About Gold City
The discovery of gold in Dahlonega, Georgia in 1828 set off the first major gold rush in America. It also inspired the name for Gold City, one of Christian music's best-known and well-loved entertainers.
Gold City has won every significant Southern Gospel music award- many more than once. Among their more than 60 accolades are numerous awards for Album of the Year, Song of the Year, Group of the Year, and Individual of the Year.
Gold City's unmatched sales and critical success have come from an endless string of powerful, memorable anthems of the faith, coupled with traditional Southern Gospel vocals.
Possessing some of the tightest four-part harmonies in the genre, Gold City 's uniquely identifiable sound has led to an endless string of #1 radio songs. "Midnight Cry," "It's Still The Cross," "He Said," "I'm Not Giving Up," "Calvary Conquers It All," "I'm Not What I Was," and "There Rose a Lamb" are Southern Gospel classics.
The group has had major success over the years with many of its members going on to solo careers or starting other groups. Among those were Brian Free, Mike Lefevre, Ivan Parker, Mark Trammell, Jonathan Wilburn, Jay Parrack and others. Each specific group of men has spread the gospel through the music they recorded and performed.

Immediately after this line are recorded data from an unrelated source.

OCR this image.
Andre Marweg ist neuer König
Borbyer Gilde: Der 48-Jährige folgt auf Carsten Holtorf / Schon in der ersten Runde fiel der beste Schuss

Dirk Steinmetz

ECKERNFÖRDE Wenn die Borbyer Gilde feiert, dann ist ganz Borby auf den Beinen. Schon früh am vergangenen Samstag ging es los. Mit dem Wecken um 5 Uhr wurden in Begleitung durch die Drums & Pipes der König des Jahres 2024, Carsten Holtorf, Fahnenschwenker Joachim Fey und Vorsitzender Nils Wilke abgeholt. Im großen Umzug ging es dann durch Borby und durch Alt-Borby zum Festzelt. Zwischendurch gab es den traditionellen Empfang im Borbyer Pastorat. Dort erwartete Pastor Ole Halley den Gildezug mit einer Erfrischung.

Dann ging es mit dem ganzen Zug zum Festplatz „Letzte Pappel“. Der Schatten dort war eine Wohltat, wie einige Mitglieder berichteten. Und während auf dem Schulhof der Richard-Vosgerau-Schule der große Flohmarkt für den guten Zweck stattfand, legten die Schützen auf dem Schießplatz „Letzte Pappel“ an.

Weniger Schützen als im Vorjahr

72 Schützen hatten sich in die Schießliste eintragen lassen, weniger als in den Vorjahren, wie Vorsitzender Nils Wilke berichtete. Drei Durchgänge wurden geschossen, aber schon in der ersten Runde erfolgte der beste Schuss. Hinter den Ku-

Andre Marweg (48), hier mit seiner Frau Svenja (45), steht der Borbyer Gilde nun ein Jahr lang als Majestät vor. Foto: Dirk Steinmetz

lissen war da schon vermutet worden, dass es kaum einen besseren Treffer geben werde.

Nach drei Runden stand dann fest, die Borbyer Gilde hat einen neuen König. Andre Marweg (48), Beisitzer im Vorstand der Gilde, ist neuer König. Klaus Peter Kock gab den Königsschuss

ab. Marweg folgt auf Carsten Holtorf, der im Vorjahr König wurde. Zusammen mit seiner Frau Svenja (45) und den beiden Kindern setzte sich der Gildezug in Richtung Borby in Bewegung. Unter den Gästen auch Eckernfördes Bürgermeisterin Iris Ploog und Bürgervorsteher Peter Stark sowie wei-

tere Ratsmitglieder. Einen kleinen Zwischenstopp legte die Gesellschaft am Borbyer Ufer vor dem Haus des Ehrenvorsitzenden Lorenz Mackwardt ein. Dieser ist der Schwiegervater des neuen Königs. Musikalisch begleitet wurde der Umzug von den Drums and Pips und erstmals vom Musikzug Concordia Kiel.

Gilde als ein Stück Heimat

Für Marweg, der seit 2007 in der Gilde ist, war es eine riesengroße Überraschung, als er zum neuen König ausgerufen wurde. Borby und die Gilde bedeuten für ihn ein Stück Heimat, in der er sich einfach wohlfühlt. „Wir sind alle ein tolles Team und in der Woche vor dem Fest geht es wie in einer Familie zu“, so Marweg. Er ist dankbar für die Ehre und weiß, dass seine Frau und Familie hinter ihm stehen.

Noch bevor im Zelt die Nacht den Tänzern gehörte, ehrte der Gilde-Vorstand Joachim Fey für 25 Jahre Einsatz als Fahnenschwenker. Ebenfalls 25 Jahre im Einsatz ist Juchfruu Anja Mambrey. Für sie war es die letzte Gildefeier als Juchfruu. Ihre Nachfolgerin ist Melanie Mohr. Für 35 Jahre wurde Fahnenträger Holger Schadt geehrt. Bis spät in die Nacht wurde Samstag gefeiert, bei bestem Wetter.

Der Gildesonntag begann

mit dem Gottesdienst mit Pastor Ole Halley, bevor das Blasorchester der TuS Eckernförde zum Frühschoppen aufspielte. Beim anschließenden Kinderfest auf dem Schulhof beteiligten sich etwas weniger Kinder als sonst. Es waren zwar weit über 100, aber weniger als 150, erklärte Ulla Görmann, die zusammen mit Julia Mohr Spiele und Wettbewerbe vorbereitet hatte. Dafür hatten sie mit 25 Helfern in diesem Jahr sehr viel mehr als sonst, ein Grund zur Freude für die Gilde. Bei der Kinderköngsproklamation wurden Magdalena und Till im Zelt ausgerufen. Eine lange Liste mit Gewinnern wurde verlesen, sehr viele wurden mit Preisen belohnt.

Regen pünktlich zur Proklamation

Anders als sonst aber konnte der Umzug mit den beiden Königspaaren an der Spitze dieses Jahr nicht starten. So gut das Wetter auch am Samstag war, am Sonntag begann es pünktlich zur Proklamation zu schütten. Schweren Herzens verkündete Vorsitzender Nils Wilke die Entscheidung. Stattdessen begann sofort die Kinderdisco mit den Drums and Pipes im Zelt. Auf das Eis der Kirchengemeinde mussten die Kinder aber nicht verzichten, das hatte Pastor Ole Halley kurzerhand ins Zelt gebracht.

The quartet has had numerous number one radio hits over the years, making songs like "Midnight Cry," "It's Still The Cross," "He Said," "I'm Not Giving Up," "Calvary Conquers It All," "Show Me The Cross," "There Rose a Lamb," "Preach The Word," and most recently, "I Cast My Bread Upon The Water" classics in Southern Gospel circles.
"The most important thing for Gold City throughout the years is that the group has kept the Lord first, and we are no different today," Daniel stresses. "We seek to honor Him in our music and in our lives. I believe that's why Gold City is still here, because we do put Him first in all the music and make Him number one on our priority list."
"Gold City is just a group of young men who love the music they sing - but even more than that, they love the message in the music," said Riley definitively. "The Southern Gospel landscape has changed a lot over the last 26 years, but the message never changes. And this new generation of men is as excited as ever to be sharing it."